The Death Of The Solo Physician By Cory Franklin

http://politicalmavens.com/index.php/2015/01/02/the-death-of-the-solo-physician/

Remember your personal physician? He or she may not be yours much longer. And even if they are still your doctor, the odds are they are not really working for you. Soon, most doctors will have abandoned their private practices and become employees of hospitals, multihospital affiliations, or the Government. Only 35% of doctors currently describe themselves as independent, compared with 62% in 2008. This trend will undoubtedly continue; a doctor graduating from medical school today has little or no chance of starting their own solo practice. How did this happen, and why does it threaten patients?

The main culprits are the Government, insurance companies, and large hospital systems. As a result of the Obamacare payment provisions, the Government essentially encourages hospitals to “own” doctors. With inscrutable logic, the Government pays more for the exact same medical procedure or doctor’s visit if it is done in a hospital clinic rather than in an independent doctor’s office. This is a strong incentive for hospitals to buy physicians and their practices, thereby controlling payment and referral sources. Doctors may have no alternative but to take salaried hospital positions if their practices disband.

On top of this, Federal rules and regulations regarding electronic records and medical partnerships make it prohibitively expensive for all but the largest physician partnerships to compete. Recently, over a quarter of a million doctors were informed their Medicare and Medicaid payments are being reduced because they have not sufficiently adopted electronic medical records. Small physician practices, which cannot absorb the costs entailed, are hurt the worst – just another nail in their coffin.

The Government’s willing partner in the dismantling of private practice is the insurance industry. Even before the Affordable Care Act, insurance companies advocated “narrow networks” – corporate jargon for deciding which doctors patients could choose – to keep costs low, offer reduced premiums and broaden coverage (without mentioning the prospect of generating higher company profits). Put simply, one way for insurance companies to control premiums is by limiting patients’ choices of doctors. These networks could change every few years and every time they did, some doctors would be unceremoniously shown the door.

None of this bodes well for either American medicine or patients, no matter how the insurance industry and the Federal bureaucracy spin it with business-speak like “consolidated health systems”, “coordinated care delivery”, or “pooled financial risk”. These large consolidated hospital systems eliminate any possible benefit derived from local competition. When Wal-Mart comes into a community and the corner mom-and-pop grocery store closes, locals may be offended but at least everyone generally benefits from greater selection and lower prices. In today’s brave new healthcare world, as corporatization increases there is more depersonalization, less selection and prices do not drop.

But there is a far more ominous implication. The centuries-old bond between patient and physician, described by Hippocrates 2500 years ago, is in jeopardy; the mutual trust relationship is frayed. When physicians become corporate (or Government) employees, their loyalties are divided between their employer and their patient. How does the doctor determine what advice or treatment to give a patient? Is it what is in the patient’s best interests or is it adhering to performance goals and satisfaction surveys increasingly used as rewards or penalties that factor into the doctor’s salary? Fortunately, in most cases, there is no conflict. When there is, most doctors still act in their patients’ best interests. But now there is an ever-present threat the doctor will defer to a “quality improvement initiative” designed by some distant bureaucrat.

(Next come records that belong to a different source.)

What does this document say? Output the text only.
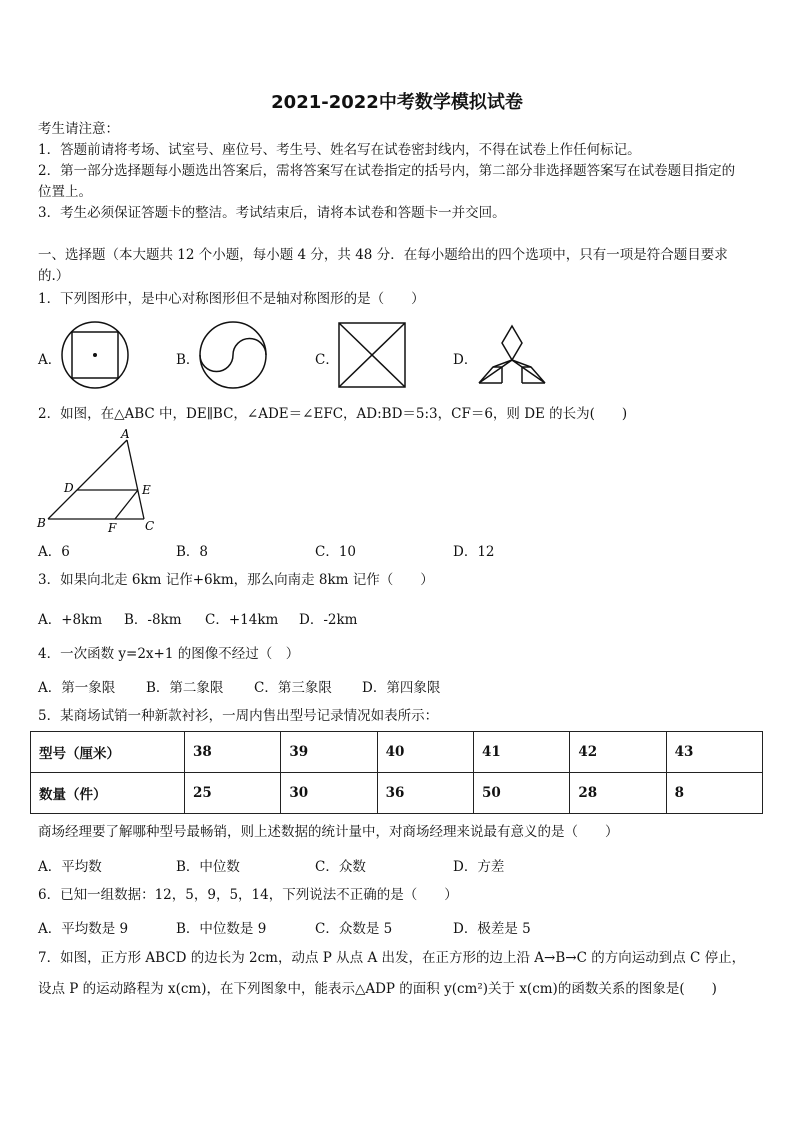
2021-2022中考数学模拟试卷
考生请注意：
1．答题前请将考场、试室号、座位号、考生号、姓名写在试卷密封线内，不得在试卷上作任何标记。
2．第一部分选择题每小题选出答案后，需将答案写在试卷指定的括号内，第二部分非选择题答案写在试卷题目指定的
位置上。
3．考生必须保证答题卡的整洁。考试结束后，请将本试卷和答题卡一并交回。
一、选择题（本大题共 12 个小题，每小题 4 分，共 48 分．在每小题给出的四个选项中，只有一项是符合题目要求
的.）
1．下列图形中，是中心对称图形但不是轴对称图形的是（　　）
A．	B．	C．	D．
2．如图，在△ABC 中，DE∥BC，∠ADE＝∠EFC，AD:BD＝5:3，CF＝6，则 DE 的长为(　　)
A
D	E
B	F C
A．6	B．8	C．10	D．12
3．如果向北走 6km 记作+6km，那么向南走 8km 记作（　　）
A．+8km B．-8km C．+14km D．-2km
4．一次函数 y=2x+1 的图像不经过（　）
A．第一象限 B．第二象限 C．第三象限 D．第四象限
5．某商场试销一种新款衬衫，一周内售出型号记录情况如表所示：
型号（厘米）	38	39	40	41	42	43
数量（件）	25	30	36	50	28	8
商场经理要了解哪种型号最畅销，则上述数据的统计量中，对商场经理来说最有意义的是（　　）
A．平均数	B．中位数	C．众数	D．方差
6．已知一组数据：12，5，9，5，14，下列说法不正确的是（　　）
A．平均数是 9	B．中位数是 9	C．众数是 5	D．极差是 5
7．如图，正方形 ABCD 的边长为 2cm，动点 P 从点 A 出发，在正方形的边上沿 A→B→C 的方向运动到点 C 停止，
设点 P 的运动路程为 x(cm)，在下列图象中，能表示△ADP 的面积 y(cm²)关于 x(cm)的函数关系的图象是(　　)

This new disconnect between patient and physician is exemplified by the electronic medical record. Despite never being rigorously tested in real-life situations, the computerized record was introduced to medicine two decades ago at a cost of billions of dollars. In 2009, the Government provided billions of dollars more in bonuses if providers implemented the electronic medical record.

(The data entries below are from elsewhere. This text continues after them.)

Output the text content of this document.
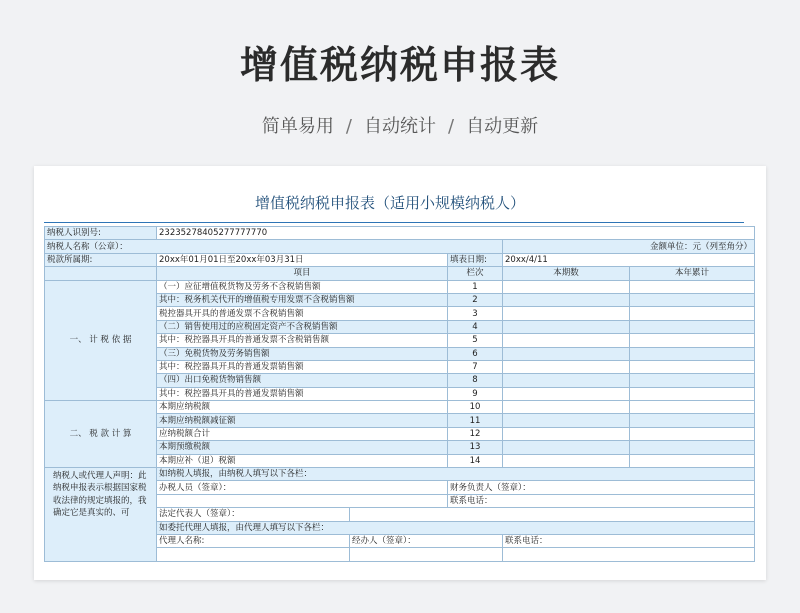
增值税纳税申报表
简单易用 / 自动统计 / 自动更新
增值税纳税申报表（适用小规模纳税人）
纳税人识别号:	23235278405277777770				
纳税人名称（公章）：				金额单位：元（列至角分）	
税款所属期:	20xx年01月01日至20xx年03月31日		填表日期:	20xx/4/11	
	项目		栏次	本期数	本年累计
一、 计 税 依 据	（一）应征增值税货物及劳务不含税销售额		1		
	其中：税务机关代开的增值税专用发票不含税销售额		2		
	税控器具开具的普通发票不含税销售额		3		
	（二）销售使用过的应税固定资产不含税销售额		4		
	其中：税控器具开具的普通发票不含税销售额		5		
	（三）免税货物及劳务销售额		6		
	其中：税控器具开具的普通发票销售额		7		
	（四）出口免税货物销售额		8		
	其中：税控器具开具的普通发票销售额		9		
二、 税 款 计 算	本期应纳税额		10		
	本期应纳税额减征额		11		
	应纳税额合计		12		
	本期预缴税额		13		
	本期应补（退）税额		14		
纳税人或代理人声明：此纳税申报表示根据国家税收法律的规定填报的，我确定它是真实的、可	如纳税人填报，由纳税人填写以下各栏：				
	办税人员（签章）：		财务负责人（签章）：		
			联系电话：		
	法定代表人（签章）：				
	如委托代理人填报，由代理人填写以下各栏：				
	代理人名称:	经办人（签章）：		联系电话：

The computerized record is admittedly easier to read and transmits information more easily to a distant site than its paper counterpart. But the electronic record has introduced an unseen barrier between patient and physician. Doctors now stare at a computer screen while they talk to patients. Then they spend an inordinate amount of time completing electronic records, time better spent talking to patients. Cut-and-paste and poorly designed templates create bad habits when doctors question and examine patients. And electronic records are hardly secure: millions have been hacked or stolen, the information in millions more is routinely sold to third parties. Hardly a technology to engender trust.

Society has always had a love-hate relationship with doctors. Some physicians are lampooned as imperious jerks and others are accused of doing too many tests and procedures (the President is among the accusers). However valid these charges, one thing has always been true: the one who must look the patient in the eye is the doctor (when they are not staring at an electronic record). With rare exception, even the most arrogant and venal physician has the patient’s best interests at heart. Is the same true of the new businessmen in charge of healthcare? With physicians becoming pawns in a much larger game, who will look out for patients? We may never again be completely sure.